The last four seasons have been difficult for the Wake Forest University men's basketball team. The Demon Deacons won only 40 percent of their games during that period and saw eight players transfer out. College basketball legend and 15-year NBA veteran Danny Manning was hired as head coach in April 2014 in an effort to reverse the team's fortunes.
Born on May 17, 1966, in Hattiesburg, Miss., Manning attended Page High School in Greensboro, N.C., and was a member of the school team that went undefeated and won a state championship in 1983. His family moved after his father accepted an assistant coaching job with the University of Kansas men's basketball team. Following his 1984 graduation from Lawrence High School in Lawrence, Kan., Manning became a star for the Jayhawks. He was a consensus first-team All-American selected twice, won Big Eight Conference Player of the Year honors three times and was the consensus College Player of the Year in 1988.
The 1987-88 Kansas Jayhawks came to be known as "Danny and the Miracles," a fitting name for the first unranked team to win the national championship. In fact, after winning only 12 of their first 20 games the Jayhawks seemed in danger of not being invited to the NCAA Tournament. But invited they were, and they knocked off Xavier, Murray State, Vanderbilt, rival Kansas State and Duke on their way to a showdown with the favored Oklahoma Sooners in the championship game. Kansas won 83-79, and Manning, who had 31 points and 18 rebounds in the title game, was named Final Four Most Outstanding Player. In the press conference after the final game, the athlete posed a question to the reporters: "How do you like us now?"

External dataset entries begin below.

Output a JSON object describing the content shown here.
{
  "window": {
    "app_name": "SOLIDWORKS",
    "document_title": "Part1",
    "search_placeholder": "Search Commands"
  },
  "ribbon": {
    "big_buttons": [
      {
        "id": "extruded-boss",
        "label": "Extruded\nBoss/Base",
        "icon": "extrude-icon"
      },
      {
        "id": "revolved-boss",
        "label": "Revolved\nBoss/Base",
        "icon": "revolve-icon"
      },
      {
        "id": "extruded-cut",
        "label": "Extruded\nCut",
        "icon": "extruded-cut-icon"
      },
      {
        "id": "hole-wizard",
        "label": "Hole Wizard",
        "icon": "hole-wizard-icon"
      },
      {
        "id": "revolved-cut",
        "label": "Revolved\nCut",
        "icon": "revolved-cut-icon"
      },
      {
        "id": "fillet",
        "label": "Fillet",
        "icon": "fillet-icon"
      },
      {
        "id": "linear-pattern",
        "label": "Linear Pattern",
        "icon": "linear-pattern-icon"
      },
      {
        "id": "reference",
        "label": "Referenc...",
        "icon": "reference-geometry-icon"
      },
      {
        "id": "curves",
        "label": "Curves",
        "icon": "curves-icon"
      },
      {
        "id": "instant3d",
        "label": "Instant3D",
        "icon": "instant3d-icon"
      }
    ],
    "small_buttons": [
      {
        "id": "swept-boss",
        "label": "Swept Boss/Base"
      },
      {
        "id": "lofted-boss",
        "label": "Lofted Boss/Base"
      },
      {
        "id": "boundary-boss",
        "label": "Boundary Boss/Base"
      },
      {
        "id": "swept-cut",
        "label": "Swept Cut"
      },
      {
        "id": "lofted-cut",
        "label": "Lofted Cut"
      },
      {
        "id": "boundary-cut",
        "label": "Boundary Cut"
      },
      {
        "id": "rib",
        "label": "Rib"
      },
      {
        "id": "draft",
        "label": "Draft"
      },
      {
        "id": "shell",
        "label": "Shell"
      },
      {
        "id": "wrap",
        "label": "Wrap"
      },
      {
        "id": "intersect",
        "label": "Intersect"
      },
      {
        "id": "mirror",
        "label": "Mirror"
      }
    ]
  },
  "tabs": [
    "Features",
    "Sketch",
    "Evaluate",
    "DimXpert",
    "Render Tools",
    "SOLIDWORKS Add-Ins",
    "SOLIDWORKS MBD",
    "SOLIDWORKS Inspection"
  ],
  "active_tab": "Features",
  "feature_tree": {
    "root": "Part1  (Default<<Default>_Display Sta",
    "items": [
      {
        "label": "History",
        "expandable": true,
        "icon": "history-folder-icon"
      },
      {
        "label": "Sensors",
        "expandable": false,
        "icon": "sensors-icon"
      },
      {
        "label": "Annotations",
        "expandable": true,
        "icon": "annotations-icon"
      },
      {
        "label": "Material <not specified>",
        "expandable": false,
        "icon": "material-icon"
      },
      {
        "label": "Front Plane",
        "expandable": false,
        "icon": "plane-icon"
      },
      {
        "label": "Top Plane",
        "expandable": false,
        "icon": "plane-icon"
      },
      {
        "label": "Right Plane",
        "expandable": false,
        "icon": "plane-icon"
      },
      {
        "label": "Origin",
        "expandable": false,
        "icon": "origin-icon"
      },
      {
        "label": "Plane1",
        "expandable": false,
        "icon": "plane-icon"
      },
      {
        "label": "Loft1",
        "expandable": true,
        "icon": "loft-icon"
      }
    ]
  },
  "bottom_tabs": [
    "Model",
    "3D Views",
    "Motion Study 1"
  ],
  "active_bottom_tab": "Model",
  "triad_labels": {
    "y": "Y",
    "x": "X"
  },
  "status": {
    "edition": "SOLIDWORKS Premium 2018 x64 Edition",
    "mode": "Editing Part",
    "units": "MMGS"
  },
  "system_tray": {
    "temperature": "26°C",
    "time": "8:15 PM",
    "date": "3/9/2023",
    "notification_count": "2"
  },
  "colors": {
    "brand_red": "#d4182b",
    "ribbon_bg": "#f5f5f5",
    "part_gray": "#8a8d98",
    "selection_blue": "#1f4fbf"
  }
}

Having set Kansas records for points (2,951) and rebounds (1,187), Manning was chosen by the Los Angeles Clippers with the first overall pick in the 1988 NBA Draft. He was an All-Star in 1993 and 1994. The Clippers traded him to the Atlanta Hawks in February 1994, and that September he signed as a free agent with the Phoenix Suns. While still in Phoenix, he was named Sixth Man of the Year in 1998. The Suns traded him to the Orlando Magic in August 1999, and two weeks after that the Magic traded him to the Milwaukee Bucks. The Bucks waived him in August 2000, and less than two weeks later he signed with the Utah Jazz. In August 2001, he signed with the Dallas Mavericks, who waived him after the 2001-02 season. Manning signed with the Detroit Pistons in February 2003 and retired from the NBA seven months later. He recorded career averages of 14.0 points and 5.2 rebounds.
Manning returned to Kansas for the first chapter of his post-NBA career. He worked as the director of student-athlete development and team manager until his promotion to assistant coach in March 2007. The Jayhawks won the national title in 2008, 20 years after the triumph of "Danny and the Miracles." That wasn't 2008's only achievement for Manning: he was inducted into the National Collegiate Basketball Hall of Fame that November. Kansas advanced to the national championship game again in 2012 but lost to Kentucky by nine.
In March 2012, Manning was named head coach of the University of Tulsa's men's basketball team. After finishing with an overall record of 17-16 in Manning's first year at the helm, the Golden Hurricanes went 21-13 overall in 2013-14 and finished in a first place tie in Conference USA. Tulsa defeated Louisiana Tech 69-60 to claim the conference's tournament championship and earned its first NCAA Tournament berth in 11 years (UCLA defeated Tulsa in the second round). Manning became the first Tulsa coach in 14 years to win C-USA Coach of the Year honors.